The susceptibility to various antimicrobial agents was carried out using the Kirby Bauer disk diffusion technique employing commercially available antimicrobial disks (HI-MEDIA Laboratories Pvt. Ltd., Mumbai, India) following standard protocols. A total of 110 XDR - GNB isolates (i.e., resistant to ciprofloxacin, amikacin, cetazidime, and cefepime) were included in the study. Their susceptibility to ofloxacin, gatifloxacin, pazufloxacin, prulifloxacin, meropenem, and piperacillin/tazobactam was determined. The observations recorded are given as under in Table 1.
Isolate | Antimicrobial agents (Percentage susceptibility) | |||||
---|---|---|---|---|---|---|
Ofl±oxacin | Gatifl±oxacin | Pazufl-oxacin | Prulifl-oxacin | Mero-penem | Piperacillin/tazobactam | |
Klebsiella pneumoniae (n = 40) | 01 | 13 | 01 | 00 | 15 | 25 |
Escherichia coli (n = 40) | 00 | 15 | 01 | 00 | 15 | 43 |
Pseudomonas aeruginosa (n = 30) | 00 | 00 | 00 | 00 | 13 | 27 |
In case of Klebsiella pneumoniae, out of 40 isolates of the study, 18 (45%) turned out to be PDR. In case of Escherichia coli, out of 40 isolates of the study, 18 (45%) turned out to be PDR. In case of Pseudomonas aeruginosa, out of 30 isolates of the study, 18 (60%) turned out to be PDR.

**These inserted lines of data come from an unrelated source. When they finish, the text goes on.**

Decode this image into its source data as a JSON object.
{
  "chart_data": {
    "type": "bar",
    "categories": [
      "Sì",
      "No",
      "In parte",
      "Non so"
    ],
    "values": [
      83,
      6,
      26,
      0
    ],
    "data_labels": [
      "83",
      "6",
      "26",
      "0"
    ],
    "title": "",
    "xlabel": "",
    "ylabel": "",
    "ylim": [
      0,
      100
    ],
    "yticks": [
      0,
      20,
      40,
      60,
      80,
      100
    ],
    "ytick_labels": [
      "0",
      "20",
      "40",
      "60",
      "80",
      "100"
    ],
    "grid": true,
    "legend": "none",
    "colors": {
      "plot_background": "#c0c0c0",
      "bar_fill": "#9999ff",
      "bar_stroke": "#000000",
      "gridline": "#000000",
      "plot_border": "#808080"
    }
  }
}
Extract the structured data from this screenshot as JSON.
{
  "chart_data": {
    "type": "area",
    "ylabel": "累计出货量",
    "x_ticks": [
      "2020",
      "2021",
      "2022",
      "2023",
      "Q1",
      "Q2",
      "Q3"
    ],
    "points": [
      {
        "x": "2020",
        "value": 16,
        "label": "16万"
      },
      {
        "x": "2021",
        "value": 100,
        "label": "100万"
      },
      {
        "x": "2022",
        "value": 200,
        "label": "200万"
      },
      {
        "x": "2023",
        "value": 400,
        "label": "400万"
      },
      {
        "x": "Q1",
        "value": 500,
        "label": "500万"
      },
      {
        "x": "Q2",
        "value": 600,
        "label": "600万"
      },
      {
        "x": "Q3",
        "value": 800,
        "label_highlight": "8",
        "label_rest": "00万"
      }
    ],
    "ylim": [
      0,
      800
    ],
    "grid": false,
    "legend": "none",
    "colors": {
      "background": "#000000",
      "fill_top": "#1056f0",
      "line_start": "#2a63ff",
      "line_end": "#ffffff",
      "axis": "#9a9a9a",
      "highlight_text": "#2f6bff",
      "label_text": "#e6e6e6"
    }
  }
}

The data in the table from our study makes it amply clear that the two newer fluoroquinolones, i.e., pazufloxacin and prulifloxacin did not confer any significant additional benefit over the conventional second generation fluoroquinolones, i.e., ciprofloxacin, ofloxacin, and gatifloxacin. However, additional studies on a higher sample size of the isolates across India will be required to formulate institution based guidelines to incorporate representative fluoroquinolone compound in the empirical treatment regimen, which is both rational and cost effective. It may be pointed out that a still more recent fluoroquinolone to enter Indian market is balofloxacin, which also needs to be evaluated.